By the second segment, "The Big Fat Kill," which centers on Owen and his attempts to safeguard the prostitutes of Old Town against the slavering cops who want to overrun them, inertia begins to set in. Owen flashes a bit of roguish charm despite his nasal attempt at an American accent, and del Toro remains one of our most entertaining actors when it comes to going apeshit, but by the time the episode ends in a rhapsodic flash of gunfire, and Owen succumbs to the charms of steel-belted Rosario Dawson, genuflecting about his "Valkyrie" even as they romantically blast everything in sight, you begin to suspect that somehow this is all intended to mean something about tough guys and the tough women they protect (or vice versa), something a bit too squishy for the confines of a noir caper on steroids.

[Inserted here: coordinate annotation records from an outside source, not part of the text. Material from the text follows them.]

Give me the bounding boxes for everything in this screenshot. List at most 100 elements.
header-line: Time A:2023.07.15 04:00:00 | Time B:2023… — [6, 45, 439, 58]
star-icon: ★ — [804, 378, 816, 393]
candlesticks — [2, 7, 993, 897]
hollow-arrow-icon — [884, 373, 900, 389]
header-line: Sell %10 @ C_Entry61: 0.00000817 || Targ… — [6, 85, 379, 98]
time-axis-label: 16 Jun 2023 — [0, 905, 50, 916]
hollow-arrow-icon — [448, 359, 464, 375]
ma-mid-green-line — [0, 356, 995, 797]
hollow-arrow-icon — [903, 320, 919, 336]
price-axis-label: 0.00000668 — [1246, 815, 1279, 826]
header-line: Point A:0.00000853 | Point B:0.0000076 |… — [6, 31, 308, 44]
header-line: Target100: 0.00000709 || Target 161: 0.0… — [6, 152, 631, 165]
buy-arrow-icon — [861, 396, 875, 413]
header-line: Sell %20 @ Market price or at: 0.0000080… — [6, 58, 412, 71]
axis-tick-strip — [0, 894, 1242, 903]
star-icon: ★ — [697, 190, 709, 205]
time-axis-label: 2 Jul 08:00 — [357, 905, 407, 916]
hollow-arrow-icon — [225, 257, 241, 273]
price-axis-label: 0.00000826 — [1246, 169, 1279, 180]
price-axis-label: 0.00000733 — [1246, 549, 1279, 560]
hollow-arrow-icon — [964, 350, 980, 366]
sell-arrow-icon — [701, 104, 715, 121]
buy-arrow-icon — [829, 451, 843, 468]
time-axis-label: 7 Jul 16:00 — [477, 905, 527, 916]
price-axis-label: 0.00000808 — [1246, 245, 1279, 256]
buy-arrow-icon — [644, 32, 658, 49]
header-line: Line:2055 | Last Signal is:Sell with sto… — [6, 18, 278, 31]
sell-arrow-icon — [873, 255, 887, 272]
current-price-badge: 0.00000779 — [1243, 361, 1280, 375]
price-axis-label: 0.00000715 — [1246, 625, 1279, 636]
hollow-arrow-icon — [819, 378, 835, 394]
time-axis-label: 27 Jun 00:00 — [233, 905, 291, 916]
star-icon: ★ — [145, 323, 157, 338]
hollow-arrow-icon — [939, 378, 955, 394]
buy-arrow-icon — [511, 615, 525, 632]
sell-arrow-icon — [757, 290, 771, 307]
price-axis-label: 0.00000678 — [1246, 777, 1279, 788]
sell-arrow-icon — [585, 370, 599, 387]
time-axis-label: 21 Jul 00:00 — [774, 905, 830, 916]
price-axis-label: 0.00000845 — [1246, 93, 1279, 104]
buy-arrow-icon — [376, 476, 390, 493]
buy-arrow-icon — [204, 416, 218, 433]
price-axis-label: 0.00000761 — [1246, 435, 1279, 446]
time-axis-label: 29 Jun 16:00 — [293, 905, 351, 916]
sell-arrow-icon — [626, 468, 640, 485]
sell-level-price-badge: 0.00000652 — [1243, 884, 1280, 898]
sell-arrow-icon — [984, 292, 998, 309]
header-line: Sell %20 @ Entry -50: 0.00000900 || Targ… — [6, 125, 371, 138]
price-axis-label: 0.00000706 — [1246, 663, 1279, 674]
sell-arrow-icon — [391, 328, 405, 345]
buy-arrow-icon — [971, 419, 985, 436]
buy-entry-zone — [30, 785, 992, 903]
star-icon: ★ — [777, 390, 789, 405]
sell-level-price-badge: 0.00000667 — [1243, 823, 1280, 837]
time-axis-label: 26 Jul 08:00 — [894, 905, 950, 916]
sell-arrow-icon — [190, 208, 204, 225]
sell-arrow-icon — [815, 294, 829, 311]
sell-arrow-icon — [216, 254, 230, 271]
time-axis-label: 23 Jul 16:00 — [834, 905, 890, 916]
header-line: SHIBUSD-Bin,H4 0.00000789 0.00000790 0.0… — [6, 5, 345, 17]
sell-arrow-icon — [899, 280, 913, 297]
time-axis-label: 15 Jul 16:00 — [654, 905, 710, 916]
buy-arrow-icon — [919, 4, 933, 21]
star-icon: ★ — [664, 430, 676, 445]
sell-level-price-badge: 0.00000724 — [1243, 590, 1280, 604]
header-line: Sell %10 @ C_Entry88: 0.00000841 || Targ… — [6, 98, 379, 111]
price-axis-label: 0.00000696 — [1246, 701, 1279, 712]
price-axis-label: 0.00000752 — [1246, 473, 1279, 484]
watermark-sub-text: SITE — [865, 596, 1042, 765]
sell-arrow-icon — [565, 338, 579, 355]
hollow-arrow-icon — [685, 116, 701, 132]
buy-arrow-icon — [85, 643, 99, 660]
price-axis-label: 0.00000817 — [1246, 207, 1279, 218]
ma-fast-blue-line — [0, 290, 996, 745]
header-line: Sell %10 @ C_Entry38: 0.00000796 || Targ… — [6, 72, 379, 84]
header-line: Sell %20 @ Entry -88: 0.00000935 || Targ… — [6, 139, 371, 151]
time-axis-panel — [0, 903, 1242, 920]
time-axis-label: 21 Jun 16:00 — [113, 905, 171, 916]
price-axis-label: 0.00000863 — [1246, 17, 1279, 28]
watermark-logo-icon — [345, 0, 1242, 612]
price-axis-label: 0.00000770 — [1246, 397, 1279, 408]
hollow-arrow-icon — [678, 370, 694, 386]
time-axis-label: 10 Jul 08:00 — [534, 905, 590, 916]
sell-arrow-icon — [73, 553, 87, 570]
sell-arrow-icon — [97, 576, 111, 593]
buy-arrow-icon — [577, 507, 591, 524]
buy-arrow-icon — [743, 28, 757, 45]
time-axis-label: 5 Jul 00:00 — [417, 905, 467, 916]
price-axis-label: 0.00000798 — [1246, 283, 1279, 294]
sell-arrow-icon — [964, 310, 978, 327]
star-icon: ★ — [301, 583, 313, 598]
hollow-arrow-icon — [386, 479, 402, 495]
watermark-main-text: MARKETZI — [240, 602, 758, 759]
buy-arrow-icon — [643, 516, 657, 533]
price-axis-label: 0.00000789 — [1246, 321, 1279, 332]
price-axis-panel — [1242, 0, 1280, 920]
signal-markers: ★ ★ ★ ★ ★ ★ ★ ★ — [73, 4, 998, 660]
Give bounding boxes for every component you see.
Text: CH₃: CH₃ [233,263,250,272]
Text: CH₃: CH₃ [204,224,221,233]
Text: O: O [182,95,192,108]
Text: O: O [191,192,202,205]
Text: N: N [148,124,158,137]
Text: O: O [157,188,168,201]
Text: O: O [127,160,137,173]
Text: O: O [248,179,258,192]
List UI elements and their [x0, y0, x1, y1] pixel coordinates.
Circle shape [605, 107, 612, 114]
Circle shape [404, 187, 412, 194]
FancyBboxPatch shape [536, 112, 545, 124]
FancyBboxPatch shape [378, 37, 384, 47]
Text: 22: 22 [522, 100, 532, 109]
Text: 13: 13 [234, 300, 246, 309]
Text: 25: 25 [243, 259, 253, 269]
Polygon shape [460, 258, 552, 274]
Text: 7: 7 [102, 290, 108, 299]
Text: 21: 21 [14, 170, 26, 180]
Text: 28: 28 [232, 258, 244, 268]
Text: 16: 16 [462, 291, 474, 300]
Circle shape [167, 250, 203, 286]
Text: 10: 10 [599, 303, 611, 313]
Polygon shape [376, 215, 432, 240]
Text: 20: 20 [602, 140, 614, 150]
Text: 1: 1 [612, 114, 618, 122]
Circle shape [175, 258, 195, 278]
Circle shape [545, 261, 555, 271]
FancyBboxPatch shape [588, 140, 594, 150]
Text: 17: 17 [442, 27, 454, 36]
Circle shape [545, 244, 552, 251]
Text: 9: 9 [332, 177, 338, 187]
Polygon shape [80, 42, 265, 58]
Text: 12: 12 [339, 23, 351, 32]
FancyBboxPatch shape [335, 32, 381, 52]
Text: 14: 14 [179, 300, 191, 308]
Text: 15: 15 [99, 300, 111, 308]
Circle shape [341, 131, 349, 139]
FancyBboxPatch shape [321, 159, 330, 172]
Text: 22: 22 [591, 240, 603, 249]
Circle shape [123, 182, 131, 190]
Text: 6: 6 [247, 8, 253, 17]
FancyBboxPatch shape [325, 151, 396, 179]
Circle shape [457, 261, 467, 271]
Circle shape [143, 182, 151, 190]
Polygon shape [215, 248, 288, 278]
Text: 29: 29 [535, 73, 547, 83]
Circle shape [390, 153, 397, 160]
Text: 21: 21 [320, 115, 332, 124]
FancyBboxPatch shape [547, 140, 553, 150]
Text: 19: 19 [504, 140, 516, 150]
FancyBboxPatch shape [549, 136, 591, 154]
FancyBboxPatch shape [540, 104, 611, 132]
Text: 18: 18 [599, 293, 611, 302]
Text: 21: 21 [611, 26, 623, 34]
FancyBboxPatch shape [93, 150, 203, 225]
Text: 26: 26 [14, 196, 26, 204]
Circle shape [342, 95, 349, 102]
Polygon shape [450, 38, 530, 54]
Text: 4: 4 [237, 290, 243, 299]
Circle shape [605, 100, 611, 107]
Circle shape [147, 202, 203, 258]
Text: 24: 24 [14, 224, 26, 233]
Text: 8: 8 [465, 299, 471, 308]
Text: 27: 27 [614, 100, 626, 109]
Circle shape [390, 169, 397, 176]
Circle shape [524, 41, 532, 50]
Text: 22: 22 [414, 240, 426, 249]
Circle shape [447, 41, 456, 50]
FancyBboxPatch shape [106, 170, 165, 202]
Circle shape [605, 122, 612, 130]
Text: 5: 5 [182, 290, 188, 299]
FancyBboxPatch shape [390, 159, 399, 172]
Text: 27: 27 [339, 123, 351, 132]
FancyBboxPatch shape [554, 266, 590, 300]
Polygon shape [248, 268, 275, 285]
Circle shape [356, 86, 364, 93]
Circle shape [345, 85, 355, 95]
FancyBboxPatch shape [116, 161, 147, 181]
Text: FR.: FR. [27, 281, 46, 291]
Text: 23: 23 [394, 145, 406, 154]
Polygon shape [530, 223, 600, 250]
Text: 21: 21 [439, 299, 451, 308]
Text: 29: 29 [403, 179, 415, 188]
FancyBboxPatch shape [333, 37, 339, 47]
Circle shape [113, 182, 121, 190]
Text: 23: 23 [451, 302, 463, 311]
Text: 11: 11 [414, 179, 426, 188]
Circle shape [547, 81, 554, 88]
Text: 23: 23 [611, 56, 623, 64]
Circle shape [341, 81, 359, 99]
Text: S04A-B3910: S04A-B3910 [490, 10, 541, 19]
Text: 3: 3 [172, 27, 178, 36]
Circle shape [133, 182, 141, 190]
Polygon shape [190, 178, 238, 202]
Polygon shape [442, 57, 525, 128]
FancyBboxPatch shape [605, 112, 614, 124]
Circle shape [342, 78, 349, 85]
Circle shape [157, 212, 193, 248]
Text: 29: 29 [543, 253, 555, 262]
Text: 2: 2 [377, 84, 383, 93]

Ultimately what halts "Sin City" short of greatness is grim-faced hooey like this -- taken as individual episodes, perhaps as a TV series from Hell (listening, HBO?), these stories would be bracing in whiskey shot-sized doses, but jammed together back to back, they all bleed into each other, and despite Rodriguez's virtuoso direction, there's only so many ways you can show someone's balls getting shot off. By the time the movie winds down with the third tale, Bruce Willis playing an impossibly fit retired cop with a "bum ticker," taking on the aptly named "Yellow Bastard" (Nick Stahl, looking like Elmer Fudd reenvisioned by Harry Crumb) to rescue fair damsel Alba, you'll be forgetting what's happening as quickly as it's unfolding on screen. The Village Voice slams "Sin City" as "embalming" Miller's original work, but that's shortchanging Rodriguez's brutal grace with lights, shadows, and camera movement -- if the film needed anything, it's a story editor who would have been a little tougher on Frank Miller's original material -- in other words, someone other than Frank Miller.

Ultimately, perhaps "Sin City," with its graphic highs and lows, should be viewed as a signpost rather than an end point -- it remains to be seen whether a more "comic book" movie could possibly be made, at least in the literalized sense, but for those feeling that moral queasiness when witnessing the carnage, I suspect we ain't seen nothin' yet.